Die GDT steht am Ende für authentische und unverfälschte Naturfotografie die im Einklang zum Naturschutz stehen kann.
Wir veranstalten jedes Jahr den renommierten internationalen Wettbewerb „Europäischer Naturfotograf des Jahres“ als auch den „Fritz Poelking Preis“. Gleichzeitig organisieren wir auch einen internen Wettbewerb, den „GDT Naturfotograf des Jahres“ und auch das internationale Naturfotografenfestival in Lünen. Dazu kommen die vielen Regionalgruppen Treffen. Als GDT Mitglied bekommt man, zudem das wohl beste Naturfotomagazin (wie ich finde) „Forum Naturfotografie“ gratis nach Hause; kann in den Canon professional Service (CPS) nutzen, kann sein Equipment bei der gemeinsamen Fotoversicherung der Aktivas zu besseren Konditionen versichern und und und.

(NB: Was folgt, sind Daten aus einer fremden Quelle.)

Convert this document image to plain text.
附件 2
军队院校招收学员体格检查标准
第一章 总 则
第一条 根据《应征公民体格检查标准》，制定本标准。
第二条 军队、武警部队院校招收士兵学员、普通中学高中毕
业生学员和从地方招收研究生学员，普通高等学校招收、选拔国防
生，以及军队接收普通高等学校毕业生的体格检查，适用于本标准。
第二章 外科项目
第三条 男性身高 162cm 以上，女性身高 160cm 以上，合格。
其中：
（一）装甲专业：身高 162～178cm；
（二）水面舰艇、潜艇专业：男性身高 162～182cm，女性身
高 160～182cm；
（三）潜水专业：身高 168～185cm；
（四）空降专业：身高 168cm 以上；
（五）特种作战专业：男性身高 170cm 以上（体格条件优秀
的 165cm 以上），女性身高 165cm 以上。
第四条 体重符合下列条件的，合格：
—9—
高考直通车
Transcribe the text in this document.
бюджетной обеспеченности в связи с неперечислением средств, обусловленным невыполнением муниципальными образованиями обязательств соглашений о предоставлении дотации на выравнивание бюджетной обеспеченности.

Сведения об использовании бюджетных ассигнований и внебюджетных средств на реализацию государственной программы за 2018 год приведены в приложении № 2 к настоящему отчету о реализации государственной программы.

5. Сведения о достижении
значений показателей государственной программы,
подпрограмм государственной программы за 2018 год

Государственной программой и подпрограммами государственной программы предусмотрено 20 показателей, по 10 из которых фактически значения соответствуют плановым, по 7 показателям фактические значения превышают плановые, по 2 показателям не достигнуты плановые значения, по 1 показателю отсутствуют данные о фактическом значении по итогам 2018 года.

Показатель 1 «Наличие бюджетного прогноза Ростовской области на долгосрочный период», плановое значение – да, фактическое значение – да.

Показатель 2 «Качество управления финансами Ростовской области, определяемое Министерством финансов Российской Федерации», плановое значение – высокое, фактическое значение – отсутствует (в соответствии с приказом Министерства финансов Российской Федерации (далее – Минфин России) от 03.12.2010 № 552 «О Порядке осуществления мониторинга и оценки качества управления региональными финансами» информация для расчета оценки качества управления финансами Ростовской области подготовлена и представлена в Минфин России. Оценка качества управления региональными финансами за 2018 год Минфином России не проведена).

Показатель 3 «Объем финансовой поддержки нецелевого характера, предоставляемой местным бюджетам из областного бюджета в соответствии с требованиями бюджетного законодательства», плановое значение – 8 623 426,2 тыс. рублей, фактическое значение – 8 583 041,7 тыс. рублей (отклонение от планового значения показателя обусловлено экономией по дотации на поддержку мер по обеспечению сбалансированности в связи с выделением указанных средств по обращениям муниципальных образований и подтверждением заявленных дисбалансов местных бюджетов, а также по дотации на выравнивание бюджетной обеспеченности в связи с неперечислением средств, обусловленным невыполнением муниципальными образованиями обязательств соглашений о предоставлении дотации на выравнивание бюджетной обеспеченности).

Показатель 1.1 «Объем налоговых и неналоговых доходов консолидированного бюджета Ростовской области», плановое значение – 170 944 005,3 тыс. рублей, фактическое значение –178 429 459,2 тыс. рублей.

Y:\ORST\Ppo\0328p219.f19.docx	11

Die GDT funktioniert nur durch Enthusiasten denen es Freude macht gemeinsam etwas zu bewegen, einfach weil es schön ist und genau deshalb engagiere ich mich selbst als GDT Mitglied, anfangs als Leiter der GDT Jugendgruppe und heute als Vorstandsmitglied.
Du hast ja bereits jahrelange Erfahrung in der Naturfotografie und speziell mit Wettbewerben. Viele male waren deine Bilder bereits unter den Gewinnern. Was wären deine wichtigsten Tipps um erfolgreich an einen Wettbewerb teil zu nehmen?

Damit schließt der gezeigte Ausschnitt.